J'appelle Yann pour qu'il m'aide à épuiser le poisson piqué deux mètres en dessous de moi. Après une lutte de titan à faire des sauts de cabri de bloc en bloc, Yann met à l’épuisette le premier aimara du séjour. Ça y est, la case est cochée. Une sensation connue par toute personne ayant déjà voyagé : le soulagement couplé à la satisfaction de la première prise. Une fois le poisson dans l’épuisette, une hésitation : les dents de chien serrées sur le streamer en miette ne donnent pas vraiment envie d’y mettre les doigts ! Hors de question de percer la bouche du poisson au boga-grip. Comme pour un grand brochet, une prise délicate sous l’opercule sécurise la manipulation de cette bête préhistorique sans encombre. Après quelques photos, Hoplias aimara retrouve sa tanière immergée de granite.

Un camp de base plutôt rustique !
Crédit photo : François Biétry

Au rythme de la forêt

Après cette prise, nous avons enchaîné de magnifiques aimaras aux alentours de ce saut durant les quatre jours qui suivirent. Pluie torrentielle, hamacs mouillés et portions lyophilisées militaires ont rythmé nos sorties d’exploration des environs à la pagaie. Les provisions presque épuisées, nous avons dû nous résigner à quitter ce paradis vert, hors du temps, pour reprendre la navigation vers la civilisation. Après neuf jours et demi, mouchalagan chargé des restes de provisions et de nos quelques affaires personnelles, nous reprenons le chemin du retour.

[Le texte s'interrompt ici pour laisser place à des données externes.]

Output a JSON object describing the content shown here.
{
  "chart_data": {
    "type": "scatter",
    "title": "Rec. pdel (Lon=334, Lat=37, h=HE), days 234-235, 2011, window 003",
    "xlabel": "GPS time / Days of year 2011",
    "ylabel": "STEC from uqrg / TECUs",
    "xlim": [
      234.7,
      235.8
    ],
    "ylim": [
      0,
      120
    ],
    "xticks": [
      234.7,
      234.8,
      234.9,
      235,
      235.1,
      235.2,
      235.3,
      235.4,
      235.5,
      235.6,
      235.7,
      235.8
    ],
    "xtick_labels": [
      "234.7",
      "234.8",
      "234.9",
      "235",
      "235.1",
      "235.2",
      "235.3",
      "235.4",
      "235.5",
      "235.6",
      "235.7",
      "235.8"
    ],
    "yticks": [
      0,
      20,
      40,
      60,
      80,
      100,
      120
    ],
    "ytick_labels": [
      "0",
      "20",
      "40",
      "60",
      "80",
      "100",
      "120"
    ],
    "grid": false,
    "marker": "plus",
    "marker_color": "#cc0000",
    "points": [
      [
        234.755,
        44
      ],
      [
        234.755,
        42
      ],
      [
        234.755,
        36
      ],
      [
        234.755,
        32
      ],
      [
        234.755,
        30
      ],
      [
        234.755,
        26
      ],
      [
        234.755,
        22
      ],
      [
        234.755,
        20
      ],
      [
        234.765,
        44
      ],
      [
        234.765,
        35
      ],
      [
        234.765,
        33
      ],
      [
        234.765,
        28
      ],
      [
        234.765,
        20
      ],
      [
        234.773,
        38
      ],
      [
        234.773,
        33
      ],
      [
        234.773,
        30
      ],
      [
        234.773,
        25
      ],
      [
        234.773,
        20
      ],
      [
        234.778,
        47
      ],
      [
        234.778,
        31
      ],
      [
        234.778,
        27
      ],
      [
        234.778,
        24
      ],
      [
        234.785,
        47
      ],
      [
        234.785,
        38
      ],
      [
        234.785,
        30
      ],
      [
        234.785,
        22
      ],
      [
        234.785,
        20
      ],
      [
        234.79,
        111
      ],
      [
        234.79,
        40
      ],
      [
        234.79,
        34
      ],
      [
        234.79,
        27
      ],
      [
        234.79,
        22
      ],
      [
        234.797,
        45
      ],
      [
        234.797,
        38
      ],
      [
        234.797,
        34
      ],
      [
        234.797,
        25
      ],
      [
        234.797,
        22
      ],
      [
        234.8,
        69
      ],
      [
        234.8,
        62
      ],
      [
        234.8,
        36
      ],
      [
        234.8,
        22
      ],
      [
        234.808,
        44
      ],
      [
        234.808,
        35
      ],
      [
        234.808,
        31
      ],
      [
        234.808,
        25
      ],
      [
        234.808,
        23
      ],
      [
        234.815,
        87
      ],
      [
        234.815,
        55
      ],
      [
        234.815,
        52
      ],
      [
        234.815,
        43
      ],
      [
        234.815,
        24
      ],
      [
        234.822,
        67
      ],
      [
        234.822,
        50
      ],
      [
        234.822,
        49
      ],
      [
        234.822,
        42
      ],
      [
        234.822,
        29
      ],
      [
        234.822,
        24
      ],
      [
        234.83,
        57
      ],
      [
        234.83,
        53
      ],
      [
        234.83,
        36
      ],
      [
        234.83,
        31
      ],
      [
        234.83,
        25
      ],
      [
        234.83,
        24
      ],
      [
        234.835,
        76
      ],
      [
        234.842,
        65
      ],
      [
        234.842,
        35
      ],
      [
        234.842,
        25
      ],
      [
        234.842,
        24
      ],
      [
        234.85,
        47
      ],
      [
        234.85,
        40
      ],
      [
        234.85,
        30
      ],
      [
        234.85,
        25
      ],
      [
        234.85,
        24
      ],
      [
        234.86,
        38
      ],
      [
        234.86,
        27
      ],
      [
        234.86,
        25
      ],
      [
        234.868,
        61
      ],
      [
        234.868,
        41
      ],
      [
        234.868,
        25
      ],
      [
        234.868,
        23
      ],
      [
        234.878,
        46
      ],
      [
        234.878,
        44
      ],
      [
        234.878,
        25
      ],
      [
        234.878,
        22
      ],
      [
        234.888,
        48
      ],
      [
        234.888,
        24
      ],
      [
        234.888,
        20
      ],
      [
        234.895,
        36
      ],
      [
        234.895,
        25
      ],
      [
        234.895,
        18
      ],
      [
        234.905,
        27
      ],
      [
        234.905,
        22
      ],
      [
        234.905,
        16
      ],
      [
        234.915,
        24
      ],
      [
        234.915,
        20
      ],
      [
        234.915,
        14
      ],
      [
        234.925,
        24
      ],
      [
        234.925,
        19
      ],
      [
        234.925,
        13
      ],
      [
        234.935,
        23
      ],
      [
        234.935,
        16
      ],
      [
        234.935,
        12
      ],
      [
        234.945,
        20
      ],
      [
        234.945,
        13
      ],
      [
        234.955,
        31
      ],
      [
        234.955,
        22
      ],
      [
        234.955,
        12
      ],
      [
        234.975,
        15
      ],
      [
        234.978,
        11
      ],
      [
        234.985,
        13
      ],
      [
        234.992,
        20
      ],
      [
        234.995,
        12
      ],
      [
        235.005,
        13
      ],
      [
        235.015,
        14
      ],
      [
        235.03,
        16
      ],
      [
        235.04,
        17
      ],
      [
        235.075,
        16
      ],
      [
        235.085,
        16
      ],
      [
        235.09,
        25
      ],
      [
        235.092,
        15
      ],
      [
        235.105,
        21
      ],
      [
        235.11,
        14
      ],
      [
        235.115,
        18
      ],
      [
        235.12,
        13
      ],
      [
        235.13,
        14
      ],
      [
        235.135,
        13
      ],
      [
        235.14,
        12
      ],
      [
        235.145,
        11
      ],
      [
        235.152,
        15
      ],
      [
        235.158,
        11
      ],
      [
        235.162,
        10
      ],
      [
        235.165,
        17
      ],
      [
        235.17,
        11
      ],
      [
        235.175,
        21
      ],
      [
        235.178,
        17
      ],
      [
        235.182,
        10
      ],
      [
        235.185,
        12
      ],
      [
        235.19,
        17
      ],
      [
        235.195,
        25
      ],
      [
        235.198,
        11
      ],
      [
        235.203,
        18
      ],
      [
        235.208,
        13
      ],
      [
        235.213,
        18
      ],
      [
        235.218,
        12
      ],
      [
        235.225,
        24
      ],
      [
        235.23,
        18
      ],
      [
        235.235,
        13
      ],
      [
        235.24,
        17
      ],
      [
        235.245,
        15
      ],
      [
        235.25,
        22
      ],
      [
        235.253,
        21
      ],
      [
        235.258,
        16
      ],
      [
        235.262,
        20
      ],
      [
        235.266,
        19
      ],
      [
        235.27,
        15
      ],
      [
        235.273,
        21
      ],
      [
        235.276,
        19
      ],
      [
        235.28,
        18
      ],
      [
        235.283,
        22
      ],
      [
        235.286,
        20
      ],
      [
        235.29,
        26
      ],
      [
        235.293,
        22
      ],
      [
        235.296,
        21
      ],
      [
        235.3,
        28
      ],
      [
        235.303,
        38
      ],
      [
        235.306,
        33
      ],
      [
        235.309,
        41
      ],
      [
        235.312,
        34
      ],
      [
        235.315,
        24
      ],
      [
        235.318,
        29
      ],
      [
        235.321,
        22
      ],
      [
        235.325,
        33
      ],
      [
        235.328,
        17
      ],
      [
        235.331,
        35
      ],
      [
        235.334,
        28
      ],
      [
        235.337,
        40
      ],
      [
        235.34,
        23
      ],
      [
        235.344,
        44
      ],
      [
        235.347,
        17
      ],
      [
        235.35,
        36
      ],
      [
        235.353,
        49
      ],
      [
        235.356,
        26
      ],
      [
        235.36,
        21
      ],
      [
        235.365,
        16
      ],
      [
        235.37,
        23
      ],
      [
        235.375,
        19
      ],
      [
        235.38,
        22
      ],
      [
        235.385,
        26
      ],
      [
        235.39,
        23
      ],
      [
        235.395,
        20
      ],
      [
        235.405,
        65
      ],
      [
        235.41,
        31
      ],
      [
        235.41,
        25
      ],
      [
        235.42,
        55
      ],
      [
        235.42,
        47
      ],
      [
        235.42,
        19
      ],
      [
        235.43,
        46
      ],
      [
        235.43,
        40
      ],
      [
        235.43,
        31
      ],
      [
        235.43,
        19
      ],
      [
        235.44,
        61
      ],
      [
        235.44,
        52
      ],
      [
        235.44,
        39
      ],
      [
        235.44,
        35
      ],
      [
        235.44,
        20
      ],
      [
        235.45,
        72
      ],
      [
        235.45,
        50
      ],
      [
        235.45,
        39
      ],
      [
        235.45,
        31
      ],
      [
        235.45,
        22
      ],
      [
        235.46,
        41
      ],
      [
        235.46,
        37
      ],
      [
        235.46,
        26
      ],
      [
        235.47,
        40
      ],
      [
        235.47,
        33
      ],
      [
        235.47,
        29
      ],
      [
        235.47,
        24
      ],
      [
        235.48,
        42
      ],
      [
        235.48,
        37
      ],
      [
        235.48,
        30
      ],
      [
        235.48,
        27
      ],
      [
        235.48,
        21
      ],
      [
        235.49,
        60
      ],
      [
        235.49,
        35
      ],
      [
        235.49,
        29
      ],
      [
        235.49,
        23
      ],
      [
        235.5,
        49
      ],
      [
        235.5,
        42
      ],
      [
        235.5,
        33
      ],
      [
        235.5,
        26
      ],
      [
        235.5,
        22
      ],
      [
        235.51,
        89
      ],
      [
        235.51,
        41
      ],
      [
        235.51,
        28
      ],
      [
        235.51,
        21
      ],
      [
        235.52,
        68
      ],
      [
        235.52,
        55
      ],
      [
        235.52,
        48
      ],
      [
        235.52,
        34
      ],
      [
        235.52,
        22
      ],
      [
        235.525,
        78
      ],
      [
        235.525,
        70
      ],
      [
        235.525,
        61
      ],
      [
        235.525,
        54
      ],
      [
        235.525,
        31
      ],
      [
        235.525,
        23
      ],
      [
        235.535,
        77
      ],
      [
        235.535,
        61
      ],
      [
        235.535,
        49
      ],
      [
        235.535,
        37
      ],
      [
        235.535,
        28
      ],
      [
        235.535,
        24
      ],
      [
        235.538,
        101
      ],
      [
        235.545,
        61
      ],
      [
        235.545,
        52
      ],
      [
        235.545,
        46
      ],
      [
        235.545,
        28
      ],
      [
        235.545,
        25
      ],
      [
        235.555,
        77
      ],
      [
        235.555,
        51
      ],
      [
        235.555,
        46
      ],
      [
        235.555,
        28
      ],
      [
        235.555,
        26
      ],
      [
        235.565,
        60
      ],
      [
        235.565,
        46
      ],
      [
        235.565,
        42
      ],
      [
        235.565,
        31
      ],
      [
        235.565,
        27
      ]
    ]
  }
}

Sur le trajet, moins pressés par notre objectif initial, nous avons suivi le continent et prolongé notre parcours de 40 km pour explorer ruisseaux et bouts de jungle n’ayant peut-être pas croisé d’humains depuis des décennies. Aras rouges, singes atèle, capucins, singes hurleurs criant au loin leurs râles rauques du haut de la canopée et les lourdes traces de tapirs nous rappelaient tous les jours que nous étions des intrus dans cette forêt. Forcés au respect par la nature, nous avons tenté de disparaître entre les arbres immergés pour essayer d’observer le prédateur ultime, le jaguar. Lui nous a sûrement vus, mais n’a pas décidé de nous honorer de sa présence. Quel soulagement de quitter la pression des soucis non-essentiels de la vie de tous les jours. Pas de réseaux, pas de pollution. L’unique option était d’être présent là où nos pieds étaient posés, comme mis à l’heure par la forêt, nous avons docilement vécu à son rythme.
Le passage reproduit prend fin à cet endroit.